Japan will take part in the U.S. government’s artificial intelligence (AI) research project Genesis Mission as its first overseas partner.
Major foreign media outlets, including blockchain media Cryptopolitan, reported on Sunday local time that the United States and Japan plan to invest $1 billion over five years to jointly develop technology to accelerate scientific research.
With the cooperation, Tokyo will formally join Washington’s efforts to get ahead of China in AI and related technologies. Senior officials from Japan’s Ministry of Education, Culture, Sports, Science and Technology and the Ministry of Economy, Trade and Industry are due to visit the United States in early June to officially announce cooperation measures with the Department of Energy, which oversees Genesis Mission.
Genesis Mission is a government-led AI programme launched by U.S. President Donald Trump through an executive order in late 2025. The executive order instructed federal agencies to unify AI research tasks, computing infrastructure and datasets that were scattered across the government into a single system. The United States aims to link national laboratory supercomputers and scientific data with AI systems to raise the speed of experiments, simulations and calculations.
The programme covers 26 application areas. They include semiconductor development, biotechnology, nuclear fusion and quantum technology. The White House has compared the project’s scale and goals to the Manhattan Project and the Apollo program. At its launch in December 2025, 24 companies participated, including OpenAI, Nvidia, Microsoft (MS), Amazon Web Services (AWS) and Google.
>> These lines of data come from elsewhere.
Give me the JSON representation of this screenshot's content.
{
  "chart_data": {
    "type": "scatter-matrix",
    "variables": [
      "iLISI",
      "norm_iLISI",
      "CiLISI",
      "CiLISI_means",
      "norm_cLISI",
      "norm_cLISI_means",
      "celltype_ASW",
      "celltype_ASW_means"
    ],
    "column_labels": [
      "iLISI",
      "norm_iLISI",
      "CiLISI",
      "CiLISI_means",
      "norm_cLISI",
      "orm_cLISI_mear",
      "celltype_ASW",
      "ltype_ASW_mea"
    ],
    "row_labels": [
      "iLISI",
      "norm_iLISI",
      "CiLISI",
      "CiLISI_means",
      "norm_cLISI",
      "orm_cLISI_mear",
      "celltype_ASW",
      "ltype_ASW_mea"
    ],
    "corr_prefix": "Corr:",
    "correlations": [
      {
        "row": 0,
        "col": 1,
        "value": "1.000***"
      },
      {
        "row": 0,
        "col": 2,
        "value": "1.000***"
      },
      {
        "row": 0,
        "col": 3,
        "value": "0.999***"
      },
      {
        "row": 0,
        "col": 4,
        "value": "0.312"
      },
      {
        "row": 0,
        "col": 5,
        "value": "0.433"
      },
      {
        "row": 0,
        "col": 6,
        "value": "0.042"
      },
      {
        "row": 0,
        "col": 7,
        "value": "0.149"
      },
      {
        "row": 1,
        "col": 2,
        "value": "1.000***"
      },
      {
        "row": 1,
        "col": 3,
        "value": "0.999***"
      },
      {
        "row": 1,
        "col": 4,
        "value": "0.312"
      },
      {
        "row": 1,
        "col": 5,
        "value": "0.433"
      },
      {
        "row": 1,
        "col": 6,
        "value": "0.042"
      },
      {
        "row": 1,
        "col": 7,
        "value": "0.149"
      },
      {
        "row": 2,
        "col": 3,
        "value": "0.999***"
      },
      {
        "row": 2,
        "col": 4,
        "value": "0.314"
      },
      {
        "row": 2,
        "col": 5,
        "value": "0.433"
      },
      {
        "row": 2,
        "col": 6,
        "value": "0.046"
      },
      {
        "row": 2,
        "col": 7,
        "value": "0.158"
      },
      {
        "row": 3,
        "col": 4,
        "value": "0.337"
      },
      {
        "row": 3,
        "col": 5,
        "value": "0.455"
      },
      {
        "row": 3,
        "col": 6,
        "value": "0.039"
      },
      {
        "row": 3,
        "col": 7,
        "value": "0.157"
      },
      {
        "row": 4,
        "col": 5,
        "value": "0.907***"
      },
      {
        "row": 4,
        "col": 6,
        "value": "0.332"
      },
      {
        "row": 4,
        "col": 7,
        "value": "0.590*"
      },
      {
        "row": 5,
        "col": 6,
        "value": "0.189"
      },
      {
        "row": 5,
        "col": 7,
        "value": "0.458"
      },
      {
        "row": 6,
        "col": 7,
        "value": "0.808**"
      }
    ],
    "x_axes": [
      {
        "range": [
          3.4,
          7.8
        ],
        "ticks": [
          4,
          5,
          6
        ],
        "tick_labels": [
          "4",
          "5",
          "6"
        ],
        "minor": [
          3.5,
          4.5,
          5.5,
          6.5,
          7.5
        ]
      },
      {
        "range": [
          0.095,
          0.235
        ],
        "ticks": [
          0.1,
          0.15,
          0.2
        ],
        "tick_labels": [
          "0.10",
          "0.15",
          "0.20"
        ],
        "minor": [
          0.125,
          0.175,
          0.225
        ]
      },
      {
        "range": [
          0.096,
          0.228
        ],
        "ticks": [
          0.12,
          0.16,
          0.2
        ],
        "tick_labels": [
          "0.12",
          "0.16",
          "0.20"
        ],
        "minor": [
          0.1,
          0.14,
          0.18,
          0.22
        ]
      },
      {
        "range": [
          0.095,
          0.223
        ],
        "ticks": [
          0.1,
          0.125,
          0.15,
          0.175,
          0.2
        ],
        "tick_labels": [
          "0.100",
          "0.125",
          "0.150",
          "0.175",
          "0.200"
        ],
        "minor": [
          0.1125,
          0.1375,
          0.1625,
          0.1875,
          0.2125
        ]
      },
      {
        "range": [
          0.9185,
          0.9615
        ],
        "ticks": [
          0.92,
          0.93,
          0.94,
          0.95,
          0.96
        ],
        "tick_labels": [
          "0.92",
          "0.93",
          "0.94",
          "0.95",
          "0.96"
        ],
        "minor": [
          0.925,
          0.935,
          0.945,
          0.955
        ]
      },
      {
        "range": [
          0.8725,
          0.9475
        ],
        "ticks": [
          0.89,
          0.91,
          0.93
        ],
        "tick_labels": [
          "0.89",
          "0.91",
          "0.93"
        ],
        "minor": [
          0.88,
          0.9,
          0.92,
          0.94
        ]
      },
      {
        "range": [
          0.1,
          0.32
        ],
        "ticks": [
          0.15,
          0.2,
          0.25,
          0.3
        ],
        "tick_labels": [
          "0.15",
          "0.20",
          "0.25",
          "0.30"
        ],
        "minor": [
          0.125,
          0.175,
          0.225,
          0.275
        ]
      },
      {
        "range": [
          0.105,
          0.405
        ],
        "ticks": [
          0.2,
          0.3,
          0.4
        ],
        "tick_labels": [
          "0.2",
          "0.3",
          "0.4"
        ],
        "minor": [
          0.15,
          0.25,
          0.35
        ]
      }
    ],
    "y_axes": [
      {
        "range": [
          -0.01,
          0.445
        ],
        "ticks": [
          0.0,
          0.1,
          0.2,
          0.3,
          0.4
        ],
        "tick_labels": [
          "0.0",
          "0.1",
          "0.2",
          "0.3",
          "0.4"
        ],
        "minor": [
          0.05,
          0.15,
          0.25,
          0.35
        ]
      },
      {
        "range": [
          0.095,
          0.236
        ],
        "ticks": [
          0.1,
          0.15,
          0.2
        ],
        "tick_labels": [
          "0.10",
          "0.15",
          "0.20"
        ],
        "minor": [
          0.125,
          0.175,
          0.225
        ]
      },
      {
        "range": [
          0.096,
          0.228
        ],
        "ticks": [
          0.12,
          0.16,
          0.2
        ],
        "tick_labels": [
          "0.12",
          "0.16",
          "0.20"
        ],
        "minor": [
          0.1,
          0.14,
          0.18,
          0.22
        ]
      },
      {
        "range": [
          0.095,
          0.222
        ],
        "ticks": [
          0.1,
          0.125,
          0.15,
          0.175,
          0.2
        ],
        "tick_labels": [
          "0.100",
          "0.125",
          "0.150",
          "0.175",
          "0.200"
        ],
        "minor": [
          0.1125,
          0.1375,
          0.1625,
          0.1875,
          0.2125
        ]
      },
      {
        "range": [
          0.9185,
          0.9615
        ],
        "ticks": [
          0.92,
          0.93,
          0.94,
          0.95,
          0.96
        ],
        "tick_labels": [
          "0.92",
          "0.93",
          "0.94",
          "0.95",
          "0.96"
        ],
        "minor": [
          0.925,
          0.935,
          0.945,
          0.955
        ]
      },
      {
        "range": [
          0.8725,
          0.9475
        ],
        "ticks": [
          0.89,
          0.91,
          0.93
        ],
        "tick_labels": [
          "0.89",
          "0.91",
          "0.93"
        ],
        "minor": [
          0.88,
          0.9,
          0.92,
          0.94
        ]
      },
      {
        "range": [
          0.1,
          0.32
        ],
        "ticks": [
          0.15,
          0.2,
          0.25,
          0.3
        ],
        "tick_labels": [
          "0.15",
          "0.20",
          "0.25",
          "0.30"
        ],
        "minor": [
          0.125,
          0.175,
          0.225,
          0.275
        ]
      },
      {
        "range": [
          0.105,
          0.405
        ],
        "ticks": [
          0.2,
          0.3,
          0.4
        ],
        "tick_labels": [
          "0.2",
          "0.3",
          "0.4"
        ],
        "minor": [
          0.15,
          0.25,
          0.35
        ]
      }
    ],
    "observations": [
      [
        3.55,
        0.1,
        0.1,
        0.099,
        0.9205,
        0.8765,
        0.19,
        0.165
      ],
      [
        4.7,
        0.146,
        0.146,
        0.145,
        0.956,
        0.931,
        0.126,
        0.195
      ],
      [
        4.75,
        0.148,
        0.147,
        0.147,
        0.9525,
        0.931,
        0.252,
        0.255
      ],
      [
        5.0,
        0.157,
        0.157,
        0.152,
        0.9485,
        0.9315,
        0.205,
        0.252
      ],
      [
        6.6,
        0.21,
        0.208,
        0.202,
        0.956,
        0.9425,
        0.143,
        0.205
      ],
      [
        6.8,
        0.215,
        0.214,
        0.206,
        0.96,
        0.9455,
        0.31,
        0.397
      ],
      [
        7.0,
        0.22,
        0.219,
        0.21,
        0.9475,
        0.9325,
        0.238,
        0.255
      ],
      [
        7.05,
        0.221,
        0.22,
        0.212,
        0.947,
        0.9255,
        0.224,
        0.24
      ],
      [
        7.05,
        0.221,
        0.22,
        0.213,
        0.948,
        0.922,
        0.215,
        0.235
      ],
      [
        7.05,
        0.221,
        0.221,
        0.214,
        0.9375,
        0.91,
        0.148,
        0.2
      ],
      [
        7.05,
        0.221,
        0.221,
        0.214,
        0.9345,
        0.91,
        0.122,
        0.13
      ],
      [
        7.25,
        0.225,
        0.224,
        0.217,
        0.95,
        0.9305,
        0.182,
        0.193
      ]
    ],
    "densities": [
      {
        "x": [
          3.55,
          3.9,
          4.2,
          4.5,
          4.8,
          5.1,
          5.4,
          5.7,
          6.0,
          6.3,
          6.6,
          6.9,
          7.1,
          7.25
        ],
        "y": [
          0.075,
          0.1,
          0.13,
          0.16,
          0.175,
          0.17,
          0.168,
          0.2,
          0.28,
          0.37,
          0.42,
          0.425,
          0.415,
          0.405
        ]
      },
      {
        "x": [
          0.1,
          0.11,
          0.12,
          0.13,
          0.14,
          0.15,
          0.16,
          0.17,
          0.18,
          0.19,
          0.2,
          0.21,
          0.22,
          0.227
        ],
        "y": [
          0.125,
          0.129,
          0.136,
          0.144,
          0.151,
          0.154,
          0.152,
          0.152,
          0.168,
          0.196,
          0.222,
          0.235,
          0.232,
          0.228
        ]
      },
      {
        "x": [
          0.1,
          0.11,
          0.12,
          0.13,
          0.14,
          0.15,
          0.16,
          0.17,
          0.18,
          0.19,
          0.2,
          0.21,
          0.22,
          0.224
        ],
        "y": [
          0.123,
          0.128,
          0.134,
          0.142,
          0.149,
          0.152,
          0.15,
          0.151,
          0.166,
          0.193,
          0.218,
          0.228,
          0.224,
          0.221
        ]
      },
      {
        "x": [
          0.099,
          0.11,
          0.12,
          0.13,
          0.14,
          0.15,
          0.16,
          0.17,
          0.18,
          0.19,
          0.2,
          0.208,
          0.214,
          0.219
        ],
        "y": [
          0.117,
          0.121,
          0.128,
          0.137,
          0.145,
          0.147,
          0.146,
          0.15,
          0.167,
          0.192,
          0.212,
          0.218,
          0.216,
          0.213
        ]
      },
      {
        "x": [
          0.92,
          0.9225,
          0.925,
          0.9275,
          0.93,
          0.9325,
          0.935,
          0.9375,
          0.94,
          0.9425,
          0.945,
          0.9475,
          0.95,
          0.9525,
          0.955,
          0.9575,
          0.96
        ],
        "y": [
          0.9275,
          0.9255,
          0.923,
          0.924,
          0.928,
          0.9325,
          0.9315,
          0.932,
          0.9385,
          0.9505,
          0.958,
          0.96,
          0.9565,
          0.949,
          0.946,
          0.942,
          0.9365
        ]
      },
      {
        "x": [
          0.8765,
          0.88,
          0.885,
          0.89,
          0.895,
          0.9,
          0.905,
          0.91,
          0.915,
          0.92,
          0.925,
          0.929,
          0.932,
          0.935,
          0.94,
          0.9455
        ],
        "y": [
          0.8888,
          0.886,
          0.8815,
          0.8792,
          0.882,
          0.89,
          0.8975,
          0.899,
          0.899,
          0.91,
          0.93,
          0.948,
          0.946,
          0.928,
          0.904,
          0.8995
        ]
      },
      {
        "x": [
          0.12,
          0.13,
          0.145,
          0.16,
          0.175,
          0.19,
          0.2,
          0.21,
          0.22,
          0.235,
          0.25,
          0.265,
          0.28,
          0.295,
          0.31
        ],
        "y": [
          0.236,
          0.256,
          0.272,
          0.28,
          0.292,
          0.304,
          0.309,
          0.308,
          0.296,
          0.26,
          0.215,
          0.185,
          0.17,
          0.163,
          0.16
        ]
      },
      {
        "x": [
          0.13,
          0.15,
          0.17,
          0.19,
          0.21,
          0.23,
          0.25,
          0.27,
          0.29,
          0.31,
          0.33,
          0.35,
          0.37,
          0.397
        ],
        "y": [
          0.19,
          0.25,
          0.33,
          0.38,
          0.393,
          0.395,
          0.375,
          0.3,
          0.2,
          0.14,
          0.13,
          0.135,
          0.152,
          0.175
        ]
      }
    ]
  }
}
The U.S. government is highlighting improved research productivity as Genesis Mission’s key effect. White House Office of Science and Technology Policy Director Michael Kratsios said in December last year the initiative would dramatically raise the productivity of U.S. scientists and researchers. He said it would help automate experiment design, accelerate simulations and generate predictive models.
Japan will emphasize its strengths in the cooperation. Japan has capabilities in materials science, robotics and semiconductor manufacturing, and those fields directly align with Genesis Mission’s 26 focus areas. The arrangement would have the United States provide research infrastructure and large-scale AI systems, while Japan adds manufacturing and industrial-technology foundations.
Overseas cooperation was reflected in the programme’s design from the start. The executive order launching Genesis Mission directed the National Science and Technology Council, together with the Office of Science and Technology Policy, to find overseas partners whose research capabilities match the programme’s goals. Japan became the first foreign government to participate under that standard.
The partnership is expected to be followed by institutional adjustments. The executive order stipulates that the energy secretary review and update research priorities every year. It also called for standardized rules for cooperation related to data access, cybersecurity, intellectual property rights and export controls. With Japan entering as the first overseas partner, the operating framework is more likely to be adjusted again on the premise of international cooperation.
The agreement also intersects with a trend in which AI competition is expanding across national research and development systems and the broader industrial supply chain. Attention is focused on whether the scope of U.S.-Japan cooperation will widen in fields such as semiconductors, quantum and bio, where research and manufacturing must move together. At the official announcement expected in early June, the key issues are likely to be the two sides’ specific division of roles, joint research methods, and data and security standards.